German Chancellor Angela Merkel has cancelled a meeting with the Israeli government, a government spokesman said in Berlin on Monday.
Both sides agreed to hold the next round of German-Israeli government-level talks in the new year, the spokesman said, giving the reason as "the variety of international appointments within the context of the German presidency of the G20."
While the official response was that the meeting planned for May 10 in Jerusalem had to be cancelled due to elections in September, another reason was Merkel's dissatisfaction with the Israeli settlement legalization law passed earlier this month, Haaretz reported, citing anonymous German and Israeli sources.
Since 2008, German chancellors and Israeli premiers, as well as their senior officials, have met nearly annually in either Jerusalem or Berlin for a summit to underscore their countries' close relationship.

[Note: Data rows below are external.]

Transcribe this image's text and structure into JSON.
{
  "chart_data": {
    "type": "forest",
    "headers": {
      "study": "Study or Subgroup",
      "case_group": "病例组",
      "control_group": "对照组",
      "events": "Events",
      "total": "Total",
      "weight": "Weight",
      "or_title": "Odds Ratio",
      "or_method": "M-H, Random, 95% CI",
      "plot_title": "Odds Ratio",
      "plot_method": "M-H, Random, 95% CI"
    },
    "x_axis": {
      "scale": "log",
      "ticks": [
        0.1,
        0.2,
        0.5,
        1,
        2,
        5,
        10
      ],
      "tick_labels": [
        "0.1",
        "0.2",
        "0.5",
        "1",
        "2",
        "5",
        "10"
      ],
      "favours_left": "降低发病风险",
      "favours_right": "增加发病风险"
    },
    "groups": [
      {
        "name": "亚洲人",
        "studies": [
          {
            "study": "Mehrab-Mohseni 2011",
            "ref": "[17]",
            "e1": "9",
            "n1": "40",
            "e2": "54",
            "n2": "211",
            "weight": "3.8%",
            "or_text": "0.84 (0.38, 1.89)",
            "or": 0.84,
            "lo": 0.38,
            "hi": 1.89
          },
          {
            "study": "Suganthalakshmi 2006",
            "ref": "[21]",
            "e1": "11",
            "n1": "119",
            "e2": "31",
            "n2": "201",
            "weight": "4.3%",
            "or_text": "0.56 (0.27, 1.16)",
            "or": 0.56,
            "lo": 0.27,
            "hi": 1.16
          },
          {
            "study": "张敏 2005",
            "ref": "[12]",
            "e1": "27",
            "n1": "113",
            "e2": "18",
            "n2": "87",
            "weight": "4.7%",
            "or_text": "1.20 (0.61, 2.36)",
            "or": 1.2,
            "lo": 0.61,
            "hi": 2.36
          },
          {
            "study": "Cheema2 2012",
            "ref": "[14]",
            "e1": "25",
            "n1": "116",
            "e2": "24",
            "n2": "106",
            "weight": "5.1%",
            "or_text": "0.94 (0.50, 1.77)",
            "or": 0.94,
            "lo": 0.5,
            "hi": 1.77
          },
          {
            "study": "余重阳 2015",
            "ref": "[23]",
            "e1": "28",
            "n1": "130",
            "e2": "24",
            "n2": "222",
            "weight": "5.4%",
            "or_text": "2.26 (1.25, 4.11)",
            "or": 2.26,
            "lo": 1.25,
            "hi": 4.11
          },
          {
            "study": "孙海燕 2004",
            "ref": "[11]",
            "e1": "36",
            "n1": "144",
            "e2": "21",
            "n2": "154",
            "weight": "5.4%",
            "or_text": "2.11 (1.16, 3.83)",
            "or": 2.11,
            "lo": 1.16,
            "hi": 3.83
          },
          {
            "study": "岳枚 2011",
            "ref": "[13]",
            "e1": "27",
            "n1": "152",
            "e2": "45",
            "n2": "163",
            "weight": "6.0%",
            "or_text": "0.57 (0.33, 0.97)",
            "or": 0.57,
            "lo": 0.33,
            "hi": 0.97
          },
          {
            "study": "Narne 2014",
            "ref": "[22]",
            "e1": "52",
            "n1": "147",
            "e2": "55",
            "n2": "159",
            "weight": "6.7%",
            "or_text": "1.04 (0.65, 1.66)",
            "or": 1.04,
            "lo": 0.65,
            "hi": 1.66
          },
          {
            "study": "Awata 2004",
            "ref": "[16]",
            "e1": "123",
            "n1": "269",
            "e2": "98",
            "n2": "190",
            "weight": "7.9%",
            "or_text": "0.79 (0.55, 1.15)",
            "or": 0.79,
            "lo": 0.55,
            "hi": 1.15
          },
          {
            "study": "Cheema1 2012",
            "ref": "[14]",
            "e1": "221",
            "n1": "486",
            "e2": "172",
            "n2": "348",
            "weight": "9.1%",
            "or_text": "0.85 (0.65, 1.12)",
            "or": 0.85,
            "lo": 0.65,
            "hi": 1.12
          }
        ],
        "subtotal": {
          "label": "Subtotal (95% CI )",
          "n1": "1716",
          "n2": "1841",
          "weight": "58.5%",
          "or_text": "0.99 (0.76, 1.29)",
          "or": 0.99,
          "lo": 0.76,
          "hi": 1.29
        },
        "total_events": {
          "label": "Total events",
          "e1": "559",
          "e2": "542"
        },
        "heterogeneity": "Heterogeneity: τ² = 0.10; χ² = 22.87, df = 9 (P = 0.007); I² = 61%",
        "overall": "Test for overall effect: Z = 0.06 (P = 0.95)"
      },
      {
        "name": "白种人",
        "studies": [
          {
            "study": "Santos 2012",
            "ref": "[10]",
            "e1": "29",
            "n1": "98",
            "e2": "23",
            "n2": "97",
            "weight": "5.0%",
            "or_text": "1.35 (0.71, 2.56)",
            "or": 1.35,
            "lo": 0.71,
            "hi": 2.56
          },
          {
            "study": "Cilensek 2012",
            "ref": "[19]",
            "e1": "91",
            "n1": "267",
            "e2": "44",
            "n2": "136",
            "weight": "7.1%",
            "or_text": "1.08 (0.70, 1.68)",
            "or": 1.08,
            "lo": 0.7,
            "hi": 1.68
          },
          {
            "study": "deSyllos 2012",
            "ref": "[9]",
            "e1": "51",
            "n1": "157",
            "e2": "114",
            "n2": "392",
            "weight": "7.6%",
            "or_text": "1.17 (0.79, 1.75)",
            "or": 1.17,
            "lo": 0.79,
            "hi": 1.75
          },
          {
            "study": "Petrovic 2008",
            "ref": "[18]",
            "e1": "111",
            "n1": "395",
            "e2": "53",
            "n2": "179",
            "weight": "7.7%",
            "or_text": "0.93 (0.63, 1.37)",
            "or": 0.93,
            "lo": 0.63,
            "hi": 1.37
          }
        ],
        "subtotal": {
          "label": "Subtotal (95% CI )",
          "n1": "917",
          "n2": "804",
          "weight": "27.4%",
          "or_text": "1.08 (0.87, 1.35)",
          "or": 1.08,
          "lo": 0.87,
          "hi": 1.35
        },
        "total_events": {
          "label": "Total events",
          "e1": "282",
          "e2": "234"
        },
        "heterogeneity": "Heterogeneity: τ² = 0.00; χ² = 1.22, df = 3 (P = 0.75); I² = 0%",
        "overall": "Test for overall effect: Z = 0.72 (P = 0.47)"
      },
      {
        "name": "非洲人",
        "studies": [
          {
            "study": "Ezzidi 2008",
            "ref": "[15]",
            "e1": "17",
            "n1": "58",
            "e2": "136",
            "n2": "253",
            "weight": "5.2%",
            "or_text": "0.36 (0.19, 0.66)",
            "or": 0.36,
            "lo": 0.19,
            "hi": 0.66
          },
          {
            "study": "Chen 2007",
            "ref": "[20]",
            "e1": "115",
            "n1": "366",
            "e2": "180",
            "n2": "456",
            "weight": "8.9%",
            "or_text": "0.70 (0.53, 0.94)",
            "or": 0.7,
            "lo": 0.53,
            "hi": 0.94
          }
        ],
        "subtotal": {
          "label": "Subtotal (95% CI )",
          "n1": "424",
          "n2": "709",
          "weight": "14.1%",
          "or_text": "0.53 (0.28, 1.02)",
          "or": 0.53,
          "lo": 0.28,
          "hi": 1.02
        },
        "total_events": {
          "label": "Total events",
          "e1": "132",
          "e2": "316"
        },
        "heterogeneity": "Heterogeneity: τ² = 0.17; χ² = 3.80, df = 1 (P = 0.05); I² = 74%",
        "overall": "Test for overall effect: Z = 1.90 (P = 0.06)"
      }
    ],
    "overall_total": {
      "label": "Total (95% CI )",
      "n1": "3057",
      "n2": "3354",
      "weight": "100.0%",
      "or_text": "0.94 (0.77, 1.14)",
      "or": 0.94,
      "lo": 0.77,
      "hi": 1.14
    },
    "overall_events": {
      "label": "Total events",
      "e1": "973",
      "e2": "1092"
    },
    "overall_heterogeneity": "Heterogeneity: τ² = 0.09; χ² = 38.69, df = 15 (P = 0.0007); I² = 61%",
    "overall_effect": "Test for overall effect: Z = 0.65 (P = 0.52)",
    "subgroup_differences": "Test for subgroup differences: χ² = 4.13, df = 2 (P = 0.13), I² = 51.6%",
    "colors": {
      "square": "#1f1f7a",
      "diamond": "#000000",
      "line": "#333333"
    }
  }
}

The law, which prompted condemnation from several countries and international organizations, stipulates that settlements found to be illegally built on Palestinian-owned land will not be removed.
A petition against the law has already been filed with the Israeli Supreme Court, which is widely expected to strike it down.
"The confidence we had in the Israeli government's commitment to the two-state solution has been profoundly shaken," said the German Foreign Ministry in a statement released after the law was passed.
The cancellation of the summit is one of several ways Germany plans to express its displeasure with the law and Israeli settlement activity using diplomatic and public channels, reported Haaretz.